The poet's delineation of pain and its role in enlightenment is far simpler than is his delineation of talking and its role. Pain is required, inevitable, and desirable. It is given by God for awakening, and, in order to minimize fear and suffering, persons require only see it for what it is. Talking, over a other hand, is far more complicated. Sometimes it's good, as the prophet would almost certainly call his own talking. Sometimes it is bad, as when people talk to escape the silence, their aloneness, their selves. And sometimes it's a type of a hybrid: "And you can find individuals who talk, and without knowledge or forethought reveal a truth which they themselves don't understand" (66-67). In other words, talking is unpredictable and might carry in its words messages of importance of which the speaker just isn't aware.

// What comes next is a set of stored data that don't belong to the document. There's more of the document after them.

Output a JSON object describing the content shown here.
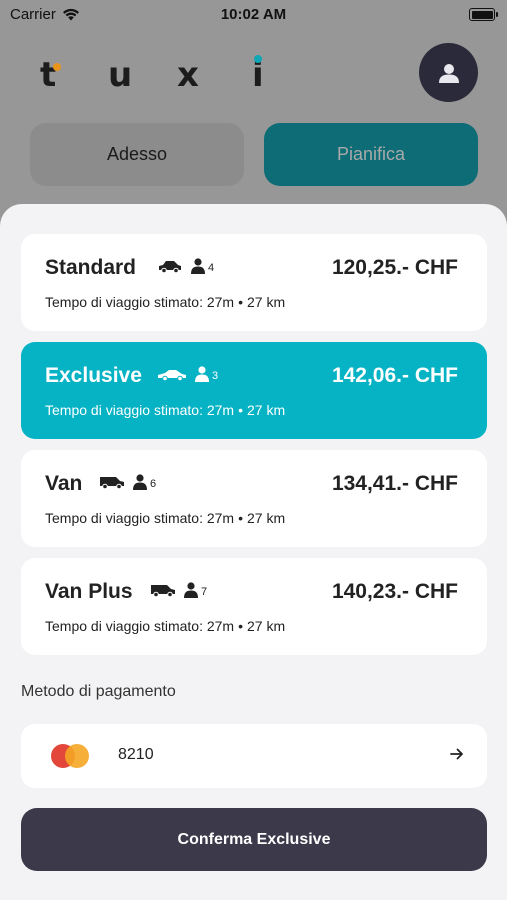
{
  "status_bar": {
    "carrier": "Carrier",
    "time": "10:02 AM"
  },
  "header": {
    "logo_letters": [
      "t",
      "u",
      "x",
      "i"
    ],
    "logo_colors": {
      "t_dot": "#e8941b",
      "i_dot": "#11a6b5"
    },
    "avatar_icon": "user-icon"
  },
  "tabs": [
    {
      "label": "Adesso",
      "selected": false
    },
    {
      "label": "Pianifica",
      "selected": true
    }
  ],
  "options": [
    {
      "name": "Standard",
      "icon": "car-icon",
      "capacity": "4",
      "price": "120,25.- CHF",
      "info": "Tempo di viaggio stimato: 27m",
      "separator": "•",
      "distance": "27 km",
      "selected": false
    },
    {
      "name": "Exclusive",
      "icon": "sports-car-icon",
      "capacity": "3",
      "price": "142,06.- CHF",
      "info": "Tempo di viaggio stimato: 27m",
      "separator": "•",
      "distance": "27 km",
      "selected": true
    },
    {
      "name": "Van",
      "icon": "van-icon",
      "capacity": "6",
      "price": "134,41.- CHF",
      "info": "Tempo di viaggio stimato: 27m",
      "separator": "•",
      "distance": "27 km",
      "selected": false
    },
    {
      "name": "Van Plus",
      "icon": "van-icon",
      "capacity": "7",
      "price": "140,23.- CHF",
      "info": "Tempo di viaggio stimato: 27m",
      "separator": "•",
      "distance": "27 km",
      "selected": false
    }
  ],
  "payment": {
    "label": "Metodo di pagamento",
    "card_brand_icon": "mastercard-icon",
    "card_digits": "8210"
  },
  "confirm": {
    "label": "Conferma Exclusive"
  },
  "colors": {
    "accent": "#05b3c4",
    "dark": "#3b394a",
    "sheet": "#f3f3f5"
  }
}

Despite these acknowledged negative aspects of pain, the redeeming aspects prevail. The prophet explains that God has designed these circumstances, with healing and salvation in mind. The "heavy and difficult hand" in the physician is "guided by the tender hand of the Unseen," as well as the cup which burns lips "has been fashioned in the clay which the Potter has moistened with His own sacred tears" (59).

The prophet seems to distruct the tricky nature of words and their intended and unintended messages. Words is also employed to hide the reality as effortlessly as they can be employed to reveal the truth. In each poems, the poet and/or the prophet make clear how the subject in question--pain or talking--can be employed to advance or hinder the truth. If the person sees pain being a punishment for one thing he or she has done or failed to do, or some kind of arbitrary suffering, then that pain will not advance that individual's awakening.